The Blue Apron blues
Customer counts and order volume are down again at Blue Apron following a reduction in marketing expense while the company addresses operational challenges.
For the fourth quarter ended Dec. 31, net revenue at Blue Apron decreased 13% year-over-year to $187.7 million, driven primarily by a decrease in customers and orders. The company blamed the decreases on a scaling back of marketing efforts.
The company reported 746,000 customers on Tuesday, down 15% from a year earlier and 13% from three months prior. At its peak early last year, Blue Apron had more than a million customers buying its meal kits.
CEO Brad Dickerson told The Wall Street Journal that the company plans to start advertising again this year to attract customers and aims to break even in the next fiscal year.
“We are methodically implementing operational improvements to drive our business and are encouraged by the progress we’ve made since last quarter, particularly in margin which contributed to improvement in our bottom-line performance,” stated Brad Dickerson, Chief Executive Officer, Blue Apron Holdings, Inc. “Our top priority remains continuing to drive operational efficiencies that will propel significant improvement in our net loss and adjusted EBITDA in 2018. We also believe there are extensive opportunities to diversify and evolve the business in new ways to expand our reach and deepen our engagement with customers and we are sharpening our focus on these windows of opportunity.”
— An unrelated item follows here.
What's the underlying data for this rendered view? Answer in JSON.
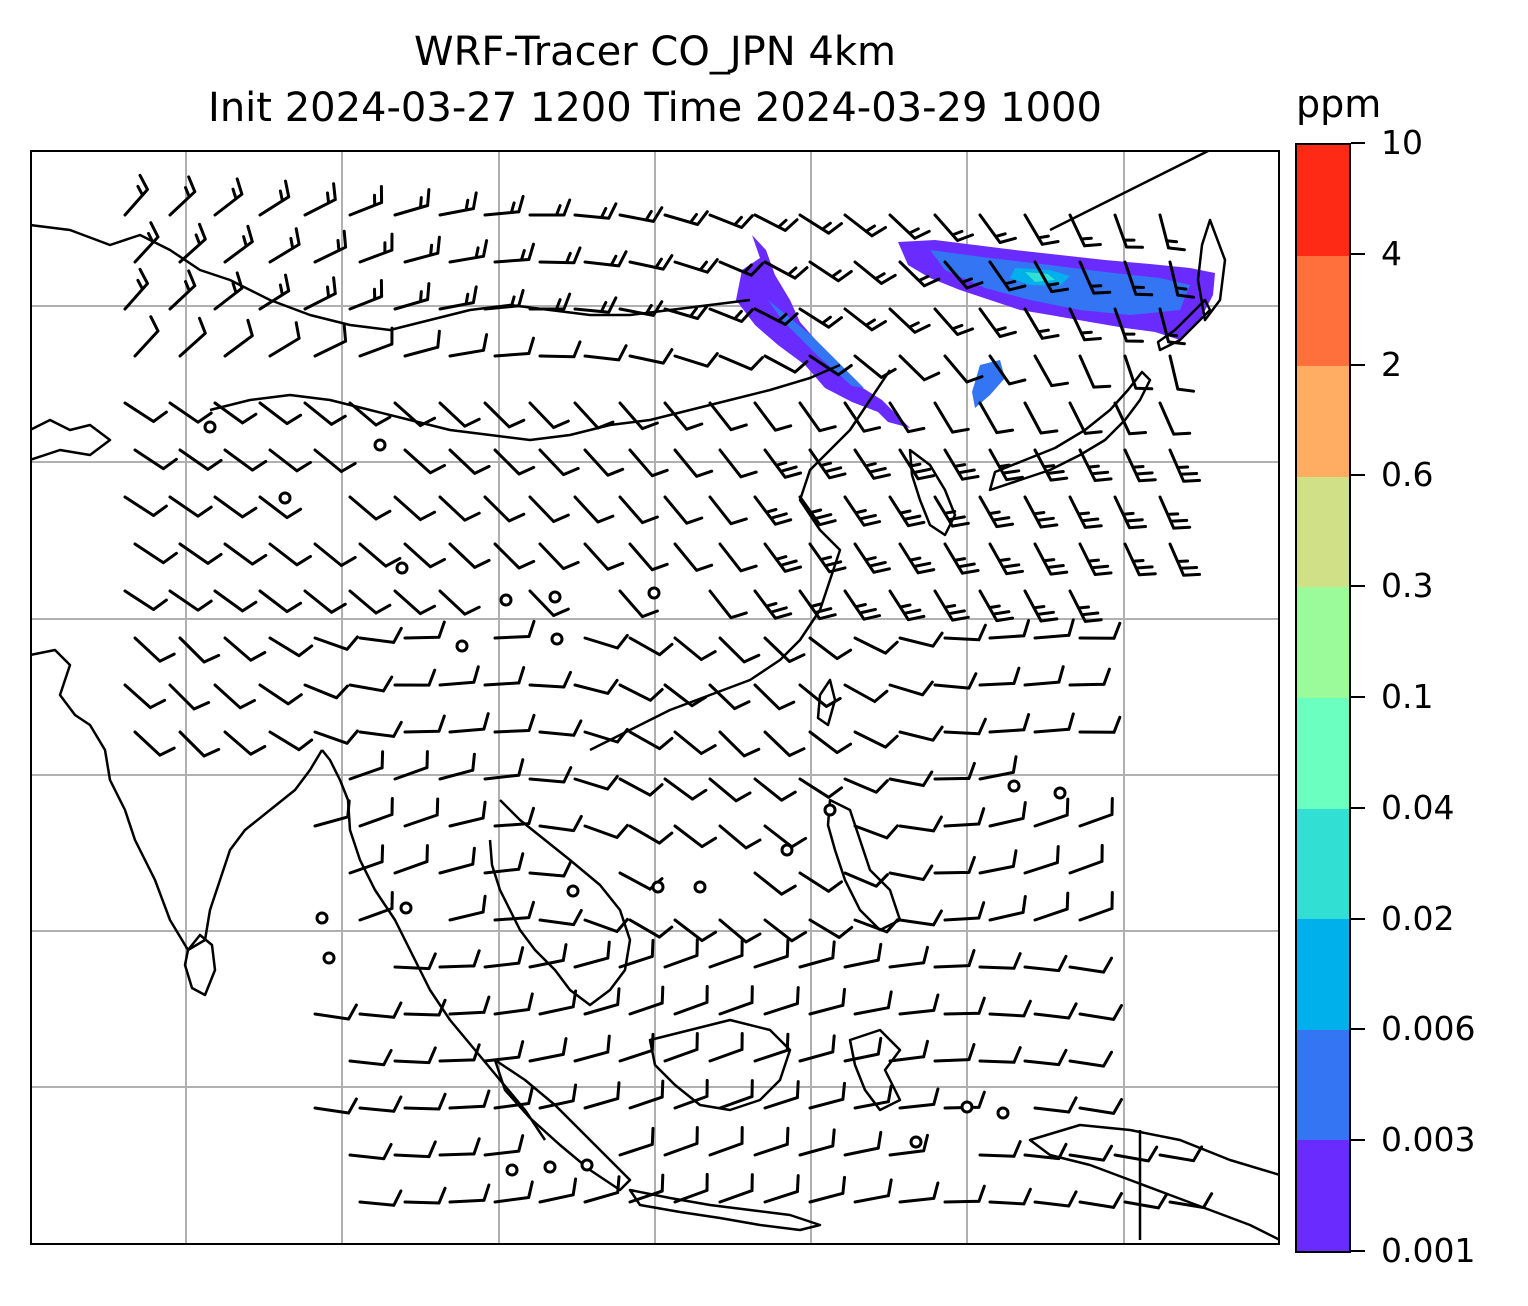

Blue Apron has been struggling to overcome operational issues that have dragged its stock down more than 66 percent since it started trading in late June. Shares have slipped from $11 to just under $4 during that period.
As Blue Apron has faltered, competition to sell meal kits has grown. Everyone from Walmart to Kroger to convenience stores are now offering meal kits.
In the fourth quarter, average revenue per customer at Blue Apron rose to $248 from $245 in the third quarter and $246 a year earlier. Revenue was $187.7 million, down 13 percent. Net loss was $39.1 million and diluted loss per share was 20 cents.
The meal kit company said increased automation bolstered has productivity in its New Jersey fulfillment center and brought it in-line with its counterparts in California and Texas.